The thickness of the obtained diffuser plate was 2 mm, and the transmittance | permeability was 63%.

The diffuser plate thus obtained was cut to a 17-inch standard, and eight cold cathode fluorescent lamps were placed at a distance of 13 mm on a device arranged at regular intervals, and the luminance was measured immediately above the lamp and the center of the lamp. Got.

Contents Diffused particles product name manufacturer Refractive index Refractive Index Difference with Binder Resin Content (% by weight) Incident light diffusion layer Diasphere MSP-X10 Kolon 1.51 0.02 3 Outgoing light diffusion layer Diasphere SPB-X10 Kolon 1.57 0.09 10

Comparative example  One

In this example, the diffusion layer using the same binder resin and diffusion particles as in the above embodiment was extruded to obtain a diffusion plate having a thickness of 2 mm and a transmittance of 63% (99% light diffusion).

The transmittance and light diffusivity were measured by the standard method of ASTM D 1003 and the measuring instrument is NDH 2000, Tenshoku, Japan.

As the binder resin, polymethyl methacrylate (refractive index 1.49%) of Mitsubishi Rayon brand name VH-001 was used as the binder resin, and polystyrene beads (Diasphere SPB-X10) were used as the diffusion particles. Details are shown in Table 3 below.

As a result of adjusting the distance between the lamp and the diffuser plate so that the luminance ratio averaged 1.02 in the same manner as in Example 1, the luminance of the diffuser plate thus obtained was 18 mm.

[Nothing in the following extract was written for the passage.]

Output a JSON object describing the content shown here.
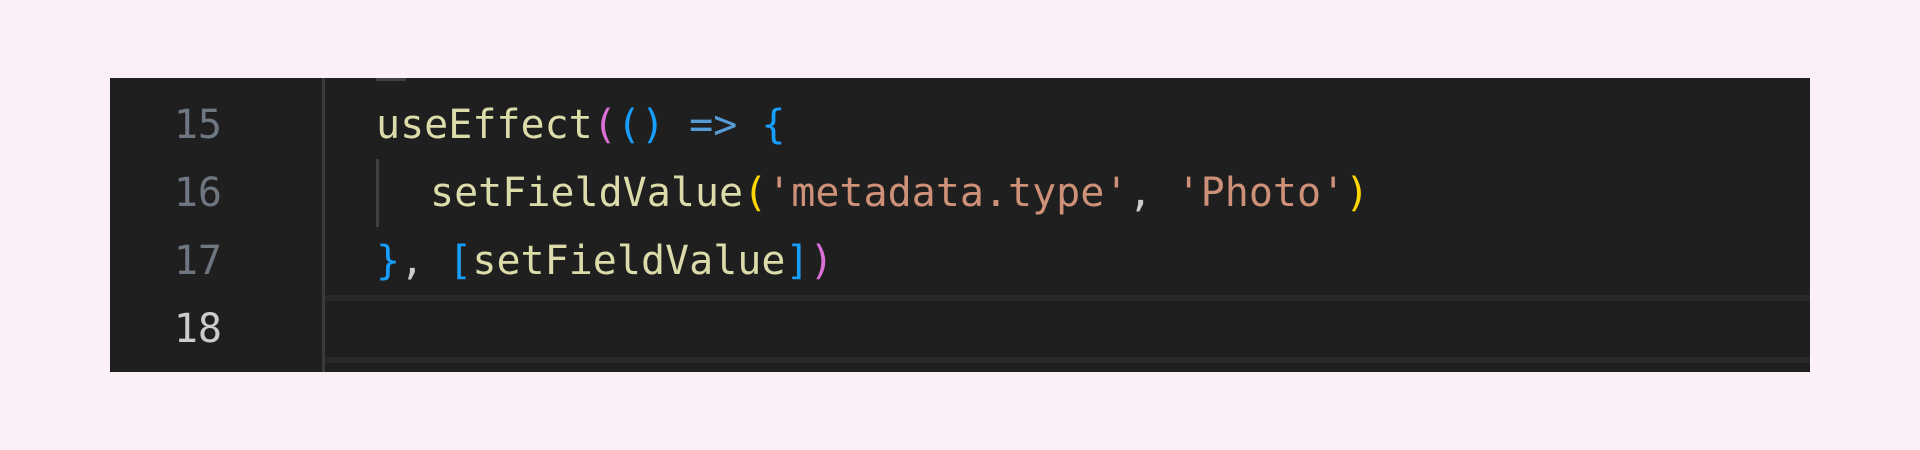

Contents Diffused particles product name manufacturer Refractive index (%) Content (% by weight) Single layer diffuser Diasphere SPB-X10 Kolon 1.57 3

From the results of the above examples and comparative examples, in order to obtain the same luminance ratio, the distance between the lamp and the diffusion plate is about 13 mm in the case of the embodiment, whereas in the case of the diffusion plate extruded a single diffusion layer as in the comparative example, it is 18 mm. It can be seen that the thickness of the backlight can be reduced by about 5 mm by using the diffusion plate of the present invention.

As described above in detail, according to the present invention, a diffusion plate manufactured by co-extrusion or multilayer extrusion of a multi-layered diffusion layer so as to have a different diffusion rate gradient has a higher permeability and haze than a diffusion plate manufactured by extruding a single diffusion layer having the same permeability. The thickness of the backlight device can be reduced without loss.

1 is a schematic diagram showing a diffusion state of light in a diffusion plate having a diffusion layer having a multilayer structure according to the present invention.

Claims (3)

A diffuser plate for a liquid crystal display backlight manufactured by co-extrusion or multilayer extrusion of at least two or more diffusion layers containing binder resin with or without diffusing particles, the upper end of the diffuser plate at the lower end of the diffuser plate to which light of the lamp is incident. Diffusion plate for a liquid crystal display backlight, characterized in that to satisfy the structure that the light diffusion rate of each diffusion layer gradually increases. The diffusion layer of claim 1, wherein the two or more diffusion layers have density gradients of different diffusion particles, which satisfies a structure in which the density distribution of the diffusion particles gradually increases from the lower end of the diffusion plate to which the light of the lamp is incident to the upper end of the diffusion plate. And wherein the density distribution is defined as the number of diffuser particles per volume. 3. The structure of claim 1, wherein the two or more diffusion layers satisfy a structure including diffusion particles having a difference in refractive index difference from the binder resin gradually increased from the lower end of the diffusion plate to which the light of the lamp is incident to the upper end of the diffusion plate. Diffusion plate for liquid crystal display backlight, characterized in that.